Il peut toutefois y avoir des exceptions. Le 1er décembre 2011, Nicolas Sarkozy, alors président de la République mais pas encore candidat à sa succession, avait tenu une réunion publique à Toulon. Mais les conditions de son organisation, et notamment l’implication de l’UMP de l’époque, avait poussé à requalifier l’événement en meeting électoral, mais a posteriori seulement.
En l’occurrence, il semble qu’Emmanuel Macron prenne les précautions nécessaires pour éviter un tel déboire. "Tant que dans les éléments de langage, il n'y a pas de référence aux élections européennes à venir, pas de critique des listes adverses, pas d'élément de langage qui incite directement les électeurs à aller voter pour En Marche aux élections européennes", le chef de l’Etat est dans les clous, explique auprès de BFMTV Romain Rambaud, professeur de droit public à l'université Grenoble Alpes.
Une question de pluralisme
Cela dit, même hors période électorale, les médias sont contraints de respecter le pluralisme politique. "Le pouvoir exécutif se voit réserver un accès à l’antenne correspondant au tiers du temps total d’intervention", explique le CSA sur son site internet. Sont décomptées les interventions du président de la République, de ses collaborateurs et des membres du gouvernement.

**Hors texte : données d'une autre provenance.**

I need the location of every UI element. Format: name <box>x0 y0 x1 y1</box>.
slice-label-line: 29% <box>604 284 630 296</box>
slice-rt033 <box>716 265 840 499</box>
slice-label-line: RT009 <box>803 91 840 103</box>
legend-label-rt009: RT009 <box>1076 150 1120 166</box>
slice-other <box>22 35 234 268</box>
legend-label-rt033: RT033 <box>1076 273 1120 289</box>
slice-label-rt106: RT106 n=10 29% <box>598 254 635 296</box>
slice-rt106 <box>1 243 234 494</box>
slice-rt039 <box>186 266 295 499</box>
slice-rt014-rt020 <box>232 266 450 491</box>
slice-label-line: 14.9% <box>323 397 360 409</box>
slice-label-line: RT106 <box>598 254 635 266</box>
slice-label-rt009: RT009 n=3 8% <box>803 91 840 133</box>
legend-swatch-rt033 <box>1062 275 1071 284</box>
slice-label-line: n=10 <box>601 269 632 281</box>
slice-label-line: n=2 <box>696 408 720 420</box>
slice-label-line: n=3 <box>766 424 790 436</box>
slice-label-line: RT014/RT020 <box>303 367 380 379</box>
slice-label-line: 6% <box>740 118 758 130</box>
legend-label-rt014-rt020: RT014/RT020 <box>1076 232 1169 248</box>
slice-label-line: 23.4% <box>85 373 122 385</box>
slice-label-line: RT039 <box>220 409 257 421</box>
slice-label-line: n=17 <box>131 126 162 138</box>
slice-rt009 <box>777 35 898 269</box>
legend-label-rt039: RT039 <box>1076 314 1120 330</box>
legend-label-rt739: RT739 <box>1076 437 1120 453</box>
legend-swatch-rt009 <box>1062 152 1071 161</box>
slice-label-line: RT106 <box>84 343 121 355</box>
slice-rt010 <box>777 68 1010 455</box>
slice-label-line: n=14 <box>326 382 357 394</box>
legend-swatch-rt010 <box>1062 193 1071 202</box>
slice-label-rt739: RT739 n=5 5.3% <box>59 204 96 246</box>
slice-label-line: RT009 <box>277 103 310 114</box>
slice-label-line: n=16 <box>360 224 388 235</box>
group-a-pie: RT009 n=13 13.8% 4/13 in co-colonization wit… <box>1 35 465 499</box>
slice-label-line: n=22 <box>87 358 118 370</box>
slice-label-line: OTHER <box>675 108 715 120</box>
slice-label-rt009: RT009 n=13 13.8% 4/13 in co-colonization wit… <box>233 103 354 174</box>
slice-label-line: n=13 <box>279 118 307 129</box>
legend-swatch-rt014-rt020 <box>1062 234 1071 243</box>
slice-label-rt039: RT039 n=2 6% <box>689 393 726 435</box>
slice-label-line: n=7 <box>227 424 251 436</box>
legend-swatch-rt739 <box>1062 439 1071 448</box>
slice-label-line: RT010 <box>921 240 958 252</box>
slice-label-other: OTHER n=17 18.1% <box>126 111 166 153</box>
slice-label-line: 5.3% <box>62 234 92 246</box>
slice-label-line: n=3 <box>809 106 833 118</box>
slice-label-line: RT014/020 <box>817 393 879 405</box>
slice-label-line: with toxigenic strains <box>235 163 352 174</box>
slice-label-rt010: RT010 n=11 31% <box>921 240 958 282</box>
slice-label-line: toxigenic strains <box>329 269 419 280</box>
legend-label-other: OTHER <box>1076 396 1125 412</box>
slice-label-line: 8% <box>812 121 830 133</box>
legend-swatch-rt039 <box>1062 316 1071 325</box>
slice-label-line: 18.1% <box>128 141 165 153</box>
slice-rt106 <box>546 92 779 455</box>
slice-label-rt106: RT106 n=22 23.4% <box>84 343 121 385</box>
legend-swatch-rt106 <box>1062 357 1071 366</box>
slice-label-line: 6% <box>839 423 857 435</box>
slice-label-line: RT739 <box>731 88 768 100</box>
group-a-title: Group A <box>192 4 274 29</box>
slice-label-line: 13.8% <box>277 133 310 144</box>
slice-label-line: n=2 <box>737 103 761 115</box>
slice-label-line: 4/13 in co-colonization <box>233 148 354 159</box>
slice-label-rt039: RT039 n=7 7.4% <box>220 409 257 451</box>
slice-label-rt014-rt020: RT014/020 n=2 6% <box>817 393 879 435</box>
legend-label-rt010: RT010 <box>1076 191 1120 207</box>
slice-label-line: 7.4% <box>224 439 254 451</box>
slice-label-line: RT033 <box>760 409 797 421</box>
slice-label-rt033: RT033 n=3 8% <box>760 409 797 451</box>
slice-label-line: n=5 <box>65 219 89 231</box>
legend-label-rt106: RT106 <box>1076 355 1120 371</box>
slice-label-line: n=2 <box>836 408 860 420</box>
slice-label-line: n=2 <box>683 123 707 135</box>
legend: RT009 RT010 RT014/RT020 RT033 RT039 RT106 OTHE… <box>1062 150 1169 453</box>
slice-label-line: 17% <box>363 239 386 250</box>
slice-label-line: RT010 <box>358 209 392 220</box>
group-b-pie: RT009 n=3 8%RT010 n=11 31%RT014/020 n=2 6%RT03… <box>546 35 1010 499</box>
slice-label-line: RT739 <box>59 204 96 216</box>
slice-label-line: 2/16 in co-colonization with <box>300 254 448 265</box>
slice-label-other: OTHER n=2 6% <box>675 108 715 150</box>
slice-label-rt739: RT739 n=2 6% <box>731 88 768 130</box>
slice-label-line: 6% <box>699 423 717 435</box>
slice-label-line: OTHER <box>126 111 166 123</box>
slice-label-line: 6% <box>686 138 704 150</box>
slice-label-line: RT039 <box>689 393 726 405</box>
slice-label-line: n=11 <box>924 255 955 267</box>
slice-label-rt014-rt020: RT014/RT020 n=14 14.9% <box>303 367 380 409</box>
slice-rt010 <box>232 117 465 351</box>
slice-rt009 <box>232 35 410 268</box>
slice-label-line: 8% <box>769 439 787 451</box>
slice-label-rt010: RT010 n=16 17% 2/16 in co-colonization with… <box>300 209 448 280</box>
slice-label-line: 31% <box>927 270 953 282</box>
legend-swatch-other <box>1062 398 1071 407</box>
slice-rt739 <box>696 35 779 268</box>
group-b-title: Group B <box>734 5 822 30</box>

Les chaînes d’info continue qui diffusent en intégralité les échanges d’Emmanuel Macron devront donc faire de la place aux autres acteurs politiques, à savoir "les partis et mouvements politiques qui expriment les grandes orientations de la vie politique nationale", comme l’indique le CSA. Les critères retenus par l’instance de contrôle sont "les résultats des consultations électorales, le nombre et les catégories d’élus, l’importance des groupes parlementaires ou les indications de sondages d’opinion".
On l’aura compris : les deux tiers de temps de parole restants doivent donc être répartis entre les partis d’opposition d’un côté, mais aussi entre ceux de la majorité de l’autre. Malgré la très grande présence médiatique actuelle d’Emmanuel Macron, La République en marche et ses leaders disposent donc encore d’une certaine marge.